Friday, August 15, 2014

San Angelo Bar

They Won't Sell You a Beer at This San Angelo Bar!


Although their name sounds more like somewhere you might catch a Los Lonely Boys¹ gig of a Saturday Night, San Angelo bars are pretty much as far from beer halls as you can imagine. Sometimes called a "rock bar" (also a venue where you might see Los Lonely Boys play, I guess), a San Angelo bar is essentially a seventeen-pound steel pencil. You can't buy a drink at one and you most likely won't hear any music, but when it comes to prying out a rock or busting through a hard streak when you're digging a post hole, you sure can't beat one.

Post holes are exactly why I have one - digging new holes and busting the cement out of old ones. I’m talking situations like a recent fence repair, courtesy of a 60-mph wind and a string of rotten, 20-year-old posts…. not to mention 95-degree heat.

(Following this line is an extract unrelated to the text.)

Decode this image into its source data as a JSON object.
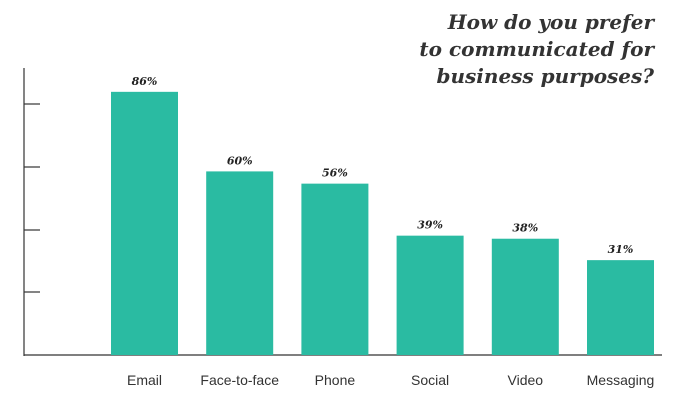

Mine is the classic San Angelo bar design manufactured by Ludell Tool. A drop-forged steel bar with a one-inch hexagonal cross-section, it's seventy inches long and came painted with dark green enamel (newer bars are black). One end is pointed, as if the bar had been plugged into a super-sized (and super-tough) pencil sharpener. The opposite end is flattened into a dull chisel point 2½" wide. All told, it weighs seventeen pounds. Because it’s long and solid, a San Angelo bar is perfect for prying loose a heavy rock you encounter when digging. The pointy end can pierce dense, hard layers of soil, which is especially useful for digging post holes. Seventeen pounds of hardened steel launched two or three feet onto that point does a fine job on tough soil layers: a former neighbor once punched through what he thought was rock with his rock bar only to realize he'd poked a hole in the top of his septic tank!